Brazil: the Western world closes eyes and ears to another country in need

Hermione Blomfield-Smith reports on the unknown disaster happening in Brazil.


As you read this, I wonder if you’ll have heard of the dam that burst at an iron ore mine in Brazil? If you are not a regular follower of the news then you probably haven’t. But why is that? It was definitely worthy of making headlines and has been dubbed ‘the worst mining accident in Brazil’s history’ by Ibama, the Brazilian environmental agency.

On the 5th November 2015, at 4:20pm, the Samarco-owned Fundao dam collapsed at an open pit iron ore mine releasing 60 Million cubic meters of iron waste into the Doce River. The mining company, Samarco, founded in 1977, is a BHP Billiton (an Anglo-Australian mining company) and Vale partnership and original claims from Samarco stated that this waste was not toxic to humans, but subsequently the UN contradicted these claims when Ibama carried out a further investigation that resulted in the mud-contaminated water being banned for human consumption as it contained high levels of heavy metals and toxic chemicals including arsenic, lead and mercury.
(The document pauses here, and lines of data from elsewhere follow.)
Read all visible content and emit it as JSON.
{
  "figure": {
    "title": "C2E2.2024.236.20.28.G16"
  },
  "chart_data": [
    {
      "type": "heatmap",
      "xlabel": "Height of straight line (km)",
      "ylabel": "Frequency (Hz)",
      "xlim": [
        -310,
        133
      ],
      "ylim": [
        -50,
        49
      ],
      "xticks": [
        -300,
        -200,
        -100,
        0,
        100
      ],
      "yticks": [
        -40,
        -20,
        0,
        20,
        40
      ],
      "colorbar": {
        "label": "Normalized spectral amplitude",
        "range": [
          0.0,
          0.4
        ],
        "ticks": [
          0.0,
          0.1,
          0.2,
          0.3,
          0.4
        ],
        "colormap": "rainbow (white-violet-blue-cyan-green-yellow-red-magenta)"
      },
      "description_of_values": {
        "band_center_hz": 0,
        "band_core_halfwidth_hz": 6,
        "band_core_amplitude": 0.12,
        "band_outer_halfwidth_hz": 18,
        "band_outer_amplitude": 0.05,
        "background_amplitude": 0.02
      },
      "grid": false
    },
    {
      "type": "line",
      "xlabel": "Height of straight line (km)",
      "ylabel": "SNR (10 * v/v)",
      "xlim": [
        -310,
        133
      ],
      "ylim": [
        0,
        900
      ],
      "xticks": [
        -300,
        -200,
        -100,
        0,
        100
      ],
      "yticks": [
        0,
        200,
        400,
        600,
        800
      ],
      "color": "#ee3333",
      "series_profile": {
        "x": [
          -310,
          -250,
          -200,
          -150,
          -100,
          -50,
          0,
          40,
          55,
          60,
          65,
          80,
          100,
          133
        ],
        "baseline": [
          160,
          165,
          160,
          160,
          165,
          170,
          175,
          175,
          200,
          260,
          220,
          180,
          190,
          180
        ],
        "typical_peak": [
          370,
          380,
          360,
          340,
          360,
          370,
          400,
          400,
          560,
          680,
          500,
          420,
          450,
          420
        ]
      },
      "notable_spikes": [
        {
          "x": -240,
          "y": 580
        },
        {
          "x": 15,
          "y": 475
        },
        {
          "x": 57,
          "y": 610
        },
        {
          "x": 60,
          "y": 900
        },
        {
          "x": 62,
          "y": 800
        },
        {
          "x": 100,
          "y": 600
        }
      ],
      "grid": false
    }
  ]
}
Destruction of homes from the toxic mud

The collapse itself caused complete flooding of Bento Rodrigues, which sits in the river valley of the Doce. The flooding made Bento Rodrigues inaccessible to rescuers, displaced more than 500 people and cut off drinking water for an estimated 250,000 people, and the city of Governador Valadares had to stop water intake from the river due to the toxic mud leading to huge water shortage.

However, it is not just the local people that are suffering. The mud has already caused immense damage to plant and animal life along the river and now in the Atlantic, with the expectation that the mud will spread along 9km of the coastline to threaten the Comboios nature reserve which is one of the only nesting sites of the endangered Leatherback turtle. This event was not just a human disaster, but an environmental one and workers have been seen walking the coast line collecting hundreds upon hundreds of dead fish washed up onto the beaches. This kind of devastation to the fragile ecosystem of the river and coast can devastate not just species populations, but create food shortages for the local people.

The mud’s damage to the environment has also been devastating

Sounds like big news right? But the West has heard little of this disaster until fairly recently. Why?

On the 13th November 2015 the Paris attacks happened. Heard of that? Of course you have. The Paris bombings instantly became nationwide news headlines here in the UK and across the Western world for weeks following the disaster. A terrible tragedy which happened so close to home. Now I don’t dispute that what happened in Paris was a horrific event, but what I do dispute, is why this should completely overshadow what was happening in Brazil? Yes, it was closer to home and arguably affects us in the West more than what is going on across the world, but I still feel that one disaster should never overshadow another.

A recent article by Nadja Kaukianinen, ‘What’s happening on the other side of the world and why you should care’, hit home with me and the delusion of how things far away from us have little to no impact – and how this is wrong. As members of the human species we should care and be moved, regardless of where in the world the tragedy occurs. Why is it that an Anglo-Australian company can get away with causing widespread suffering, just because they are working in a poor country? No one person’s life is more or less valuable than another’s.

I am not trying to compare the gravity of either of these examples; you can never depict one tragedy as ‘worse’ than another and news of the dam collapse was broadcasted on many channels worldwide. However, as we are becoming more and more international, I feel that events of this scale should be documented across the globe in a way that provides fair justice and honour to the victims.








So often disastrous events occur that are not fully explained and understood by the public, it’s important that global, natural and domestic disasters be documented to prevent history repeating itself. As we have learned from past events, the key to success is knowledge.